Бронек остановился и, задумавшись, рассматривал в серых сумерках разгоряченного разговором и ходьбой юношу. У него не было оснований не доверять этому мужественному и откровенному молодому человеку. Но и рисковать жизнью своих дорогих гостей тоже не хотел.
— Завтра утром Мартынко, наверное, пойдет вместе со мной в город через этот вход. Говорю — может пойти, когда я буду идти на работу. Если бы пан Хмель в это время подождал меня на углу возле храма Трех святителей, он мог бы встретиться с Мартынком.
— А если со мной придет и тетя Мелашка? — еле слышно спросил Богдан.
— Такая встреча может привлечь внимание прохожих, уважаемый пан Хмель. Ни в коем случае! Встречу матери с сыном надо устроить позже, об этом следует посоветоваться с казаком Богуном…
8
А произошло совсем по-иному. Обе встречи состоялись в тот же самый вечер в доме Станислава Хмелевского. Узнав о том, что его друг Богдан зачем-то уходил на свидание с каменотесом и вернулся домой грустный, Стась после занятий согласился идти домой в одиночестве, — Богдан должен был зайти по каким-то делам к служителям православной трехсвятительской церкви и успеть на урок турецкого языка к прислуге караванбаши Серебковича.
Друзья расстались возле калитки у мостика через реку Полтву. Богдан поверил в искренность намерений Стася и не заметил, как тот глядел вслед своему озабоченному, задумавшемуся другу, который через ворота коллегии вышел на городскую улицу. Не долго думая, Стась повернулся и, не замеченный ни Богданом, ни Бронеком, шел за ними. Когда же Богдан, сняв шапку, попрощался с цеховым мастером, Стась быстро направился к стенам вала и прошел в босяцкую калитку, почти следом за каменотесом.

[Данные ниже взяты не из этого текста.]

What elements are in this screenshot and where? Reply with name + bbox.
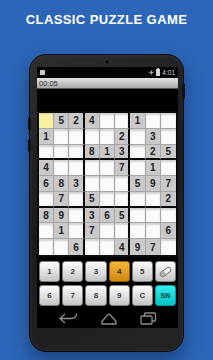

Так прошли они мимо костела Босых кармелитов, поднялись вверх по улице, дома которой чем дальше, тем больше углублялись в густой лес. Каменотес не оглядываясь вошел в калитку своего двора, а затем и в дом. Спустя некоторое время во двор Бронека зашел и Стась Хмелевский. Его очень заинтересовали тайные свидания друга, он хотел выяснить, в чем дело, а при необходимости оказать другу помощь.
Хозяин дома в это время радостно здоровался со своими гостями, вышедшими ему навстречу из соседней комнаты. Он уже собрался было снять рабочую одежду, но не успел положить на скамью завернутый в кожаный фартук инструмент, как раздался стук в наружную дверь. Удивленный Бронек пожал плечами, окинул глазами комнату — жены еще не было дома — и открыл дверь.
— Слава Иисусу, добрый вечер, пан хозяин, — поздоровался Стась, входя в комнату.
— Иисусу слава, — ответил хозяин, отходя от юноши судя по одежде — студента коллегии, поскольку он был одет в черный длинный кунтуш с широким воротником, с серебристо-белым шарфом на шее. — О том, что пан студент коллегии братства иезуитов, догадываюсь по одежде, но… прошу…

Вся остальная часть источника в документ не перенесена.